The answer from IrishStat shows all the points in the outcomes from the tests. But to my young eye (still an apprentice in time series), these tables with results from tests are not so easy to interpret.
So I made simply a plot of the monthly difference
# plot
plot(diff(economics$pop), type = "l",
xaxt="n", yaxt = "n", xlab = "", ylim = c(100,350),
main = "monthly population growth/change", ylab = "net change/month \n per thousand", lwd = 2)
points(diff(economics$pop), pch = 21, col = 1, bg = 1 ,cex = 0.4)
# custom axes
axis(2, at = seq(0,350,50),las = 2)
axis(1, at = c(0:(2015-1968))*12+7,
labels = rep("",length(c(0:(2015-1968)))), las = 1)
axis(1, at = c(1:(length(economics$pop)-1)), tck = -0.02,
labels = rep("",length(economics$pop)-1), las = 2)
axis(1, at = c(-1:(2015-1968))*12+7+6, tck = 0,
labels = c(1967:2015), las = 1,cex.axis=0.8, line = -0.5, lwd=0,las =2)
# lines for the yearly periods and the changes every 10 years
# (when the estimation method changes base on a new census)
for (i in 0:4) {
lines(rep(i*120+9,2)+12*2,c(-100,+500),lty=2)
}
for (i in 0:(2015-1968)) {
lines(rep(i*12+7,2),c(-100,+500),lty=2, col = 8)
}
The plot of the monthly growth clearly shows the periodicity every 12 months and every 10 years. We can also have a reasonable guess why these periods occur. The data are estimates and not raw observations. Every 10 years the estimation method is adjusted based on a new census, and this causes those jumps every 10 years.
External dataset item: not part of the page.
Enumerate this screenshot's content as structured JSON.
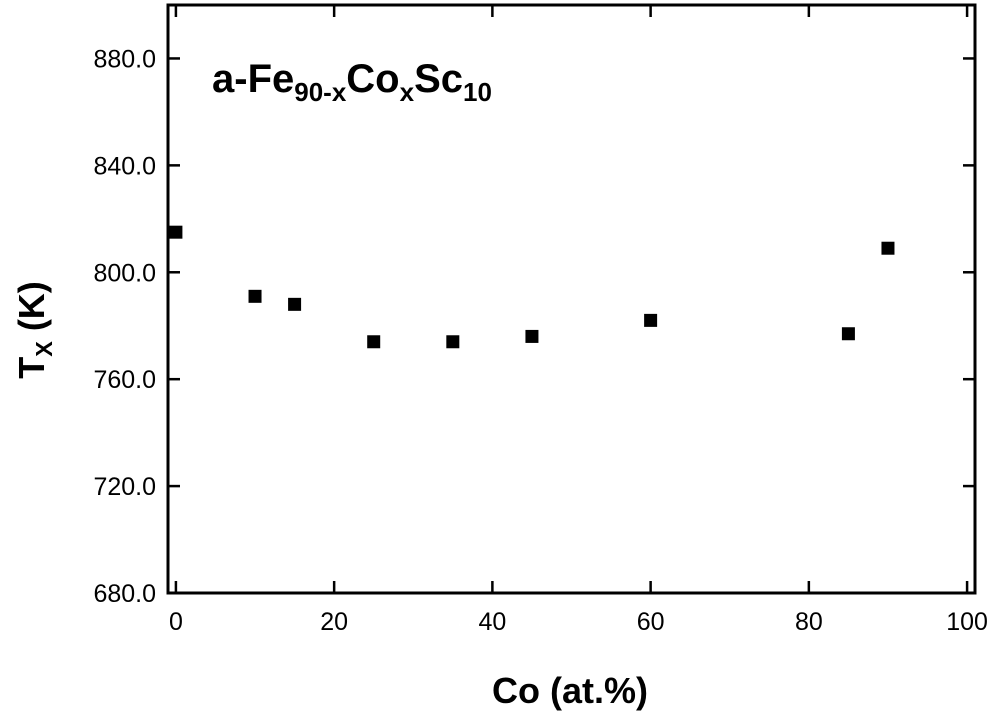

The 12 monthly pattern is likely due to the death rate which is higher in the winter (which makes the net growth smaller).
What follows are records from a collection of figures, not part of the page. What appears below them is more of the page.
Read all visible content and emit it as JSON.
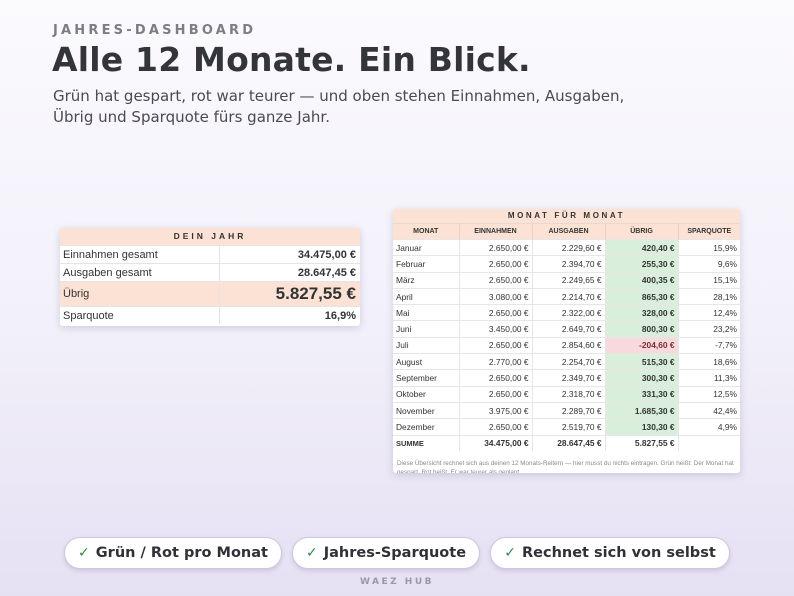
{
  "header": {
    "kicker": "JAHRES-DASHBOARD",
    "headline": "Alle 12 Monate. Ein Blick.",
    "subtitle": "Grün hat gespart, rot war teurer — und oben stehen Einnahmen, Ausgaben, Übrig und Sparquote fürs ganze Jahr."
  },
  "summary": {
    "title": "DEIN JAHR",
    "rows": [
      {
        "label": "Einnahmen gesamt",
        "value": "34.475,00 €"
      },
      {
        "label": "Ausgaben gesamt",
        "value": "28.647,45 €"
      },
      {
        "label": "Übrig",
        "value": "5.827,55 €"
      },
      {
        "label": "Sparquote",
        "value": "16,9%"
      }
    ]
  },
  "months": {
    "title": "MONAT FÜR MONAT",
    "columns": [
      "MONAT",
      "EINNAHMEN",
      "AUSGABEN",
      "ÜBRIG",
      "SPARQUOTE"
    ],
    "rows": [
      {
        "monat": "Januar",
        "einnahmen": "2.650,00 €",
        "ausgaben": "2.229,60 €",
        "uebrig": "420,40 €",
        "sparquote": "15,9%",
        "status": "pos"
      },
      {
        "monat": "Februar",
        "einnahmen": "2.650,00 €",
        "ausgaben": "2.394,70 €",
        "uebrig": "255,30 €",
        "sparquote": "9,6%",
        "status": "pos"
      },
      {
        "monat": "März",
        "einnahmen": "2.650,00 €",
        "ausgaben": "2.249,65 €",
        "uebrig": "400,35 €",
        "sparquote": "15,1%",
        "status": "pos"
      },
      {
        "monat": "April",
        "einnahmen": "3.080,00 €",
        "ausgaben": "2.214,70 €",
        "uebrig": "865,30 €",
        "sparquote": "28,1%",
        "status": "pos"
      },
      {
        "monat": "Mai",
        "einnahmen": "2.650,00 €",
        "ausgaben": "2.322,00 €",
        "uebrig": "328,00 €",
        "sparquote": "12,4%",
        "status": "pos"
      },
      {
        "monat": "Juni",
        "einnahmen": "3.450,00 €",
        "ausgaben": "2.649,70 €",
        "uebrig": "800,30 €",
        "sparquote": "23,2%",
        "status": "pos"
      },
      {
        "monat": "Juli",
        "einnahmen": "2.650,00 €",
        "ausgaben": "2.854,60 €",
        "uebrig": "-204,60 €",
        "sparquote": "-7,7%",
        "status": "neg"
      },
      {
        "monat": "August",
        "einnahmen": "2.770,00 €",
        "ausgaben": "2.254,70 €",
        "uebrig": "515,30 €",
        "sparquote": "18,6%",
        "status": "pos"
      },
      {
        "monat": "September",
        "einnahmen": "2.650,00 €",
        "ausgaben": "2.349,70 €",
        "uebrig": "300,30 €",
        "sparquote": "11,3%",
        "status": "pos"
      },
      {
        "monat": "Oktober",
        "einnahmen": "2.650,00 €",
        "ausgaben": "2.318,70 €",
        "uebrig": "331,30 €",
        "sparquote": "12,5%",
        "status": "pos"
      },
      {
        "monat": "November",
        "einnahmen": "3.975,00 €",
        "ausgaben": "2.289,70 €",
        "uebrig": "1.685,30 €",
        "sparquote": "42,4%",
        "status": "pos"
      },
      {
        "monat": "Dezember",
        "einnahmen": "2.650,00 €",
        "ausgaben": "2.519,70 €",
        "uebrig": "130,30 €",
        "sparquote": "4,9%",
        "status": "pos"
      }
    ],
    "sum": {
      "label": "SUMME",
      "einnahmen": "34.475,00 €",
      "ausgaben": "28.647,45 €",
      "uebrig": "5.827,55 €",
      "sparquote": ""
    },
    "note": "Diese Übersicht rechnet sich aus deinen 12 Monats-Reitern — hier musst du nichts eintragen. Grün heißt: Der Monat hat gespart. Rot heißt: Er war teurer als geplant."
  },
  "features": [
    {
      "icon": "check-icon",
      "label": "Grün / Rot pro Monat"
    },
    {
      "icon": "check-icon",
      "label": "Jahres-Sparquote"
    },
    {
      "icon": "check-icon",
      "label": "Rechnet sich von selbst"
    }
  ],
  "colors": {
    "positive": "#d9efdc",
    "negative": "#f8d9dc",
    "header": "#fbe2d4",
    "check": "#2e8b4b"
  },
  "footer": "WAEZ HUB"
}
When I took a look into the description of the isSeasonal function it seems to me like it is basically fitting an ARIMA model with a low order (to subtract the linear trend) and then looking at the autocorrelation function of the residuals to see if there is a seasonal component.
### ARIMA model (with an order smaller than the freqeuncy to be tested)
mod <- forecast::auto.arima(economics$pop,max.order = 3)
#plotting ARIMA model with data
layout(c(1:2), heights = c(2,1))
window <- c(1,7)
plot(economics$pop, xlim = window*12,ylim = range(economics$pop[window*12]*c(0.99,1.01)),
xaxt = "n", ylab = "population \n per thousand", main = "observation/estimates + ARIMA fit")
axis(1, at = c(0:(2015-1968))*12+7,
labels = rep("",length(c(0:(2015-1968)))), las = 1)
axis(1, at = c(1:(length(economics$pop)-1)), tck = -0.01,
labels = rep("",length(economics$pop)-1), las = 2)
axis(1, at = c(-1:(2015-1968))*12+7+6, tck = 0,
labels = c(1967:2015), las = 1,cex.axis=1, line = -0.5, lwd=0,las =1)
lines(mod$fitted)
#plotting residuals
plot(mod$residuals, xlim = window*12,ylim = c(-50,50),
xaxt = "n", ylab = "difference \n per thousand", main = "residuals observation-fit")
axis(1, at = c(0:(2015-1968))*12+7,
labels = rep("",length(c(0:(2015-1968)))), las = 1)
axis(1, at = c(1:(length(economics$pop)-1)), tck = -0.01,
labels = rep("",length(economics$pop)-1), las = 2)
axis(1, at = c(-1:(2015-1968))*12+7+6, tck = 0,
labels = c(1967:2015), las = 1,cex.axis=1, line = -0.5, lwd=0,las =1)
for (i in 0:(2015-1968)) {
lines(rep(i*12+7,2),c(-100,+500),lty=2, col = 8)
}
The difference between the ARIMA fit and the time series is very difficult to observe with the naked eye, but a plot of the residuals shows it well.

The autocorrelation function of the residuals acf(mod$residuals) shows the seasonality in the residuals, indicating that there is a yearly pattern. This is obviously an anomaly to the naked eye. The isSeasonal function looks at it by performing all kinds of test to find out whether the anomaly is significant or not.